The moment Simone Biles put her hands on the balance beam
The internet rang out with collective heartbreak today as Simone Biles put her hand down on the beam Monday while attempting to save her punch front landing. Let’s be clear: Simone Biles did not flop. She is still the best gymnast in the world. Period.
Still, bronze on balance beam isn’t where Biles hoped she’d end up, and it wasn’t where her fans hoped she’d end up either. And we’re bummed for her!
It was obvious from Biles’ reactions for the day that she wanted to be pleased, but as a reported perfectionist, it had to have been hard for her to see herself perform at less than her best, making one mistake in a strong routine. Her otherwise clean routine still managed to pull out 3rd place – a true testament to her ability and the strength of the rest of her routine. Here’s hoping she brings it for Floor tomorrow, where she reigns as current World Champ!

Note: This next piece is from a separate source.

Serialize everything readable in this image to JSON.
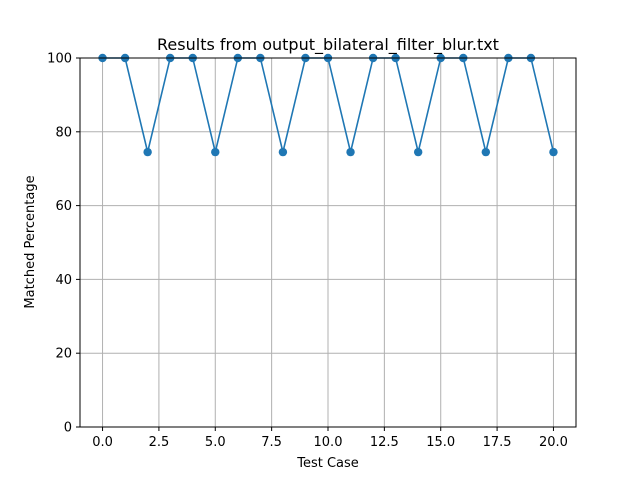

Mental Toughness & Consistency
Have we mentioned recently how important mental strength and consistency are in gymnastics? Especially on the balance beam? (Yeah. We thought so.)
Beam finals proved that the beam really does bite, and if you aren’t 100% focused, you won’t survive without a fall – or at least a few wobbles. From the best of the best in the world today, only a handful of gymnasts stayed on the beam and even fewer performed without major wobbles, forcing the question: was the pressure too great? Or was it really just an “off” day?
The conclusion of the both Men’s & Women’s Event Finals airs live on NBCOlympics.com at 1:00 PM EST Tuesday, August 16 including Women’s Floor Exercise where Simone Biles and Aly Raisman will take the floor to compete for Team USA!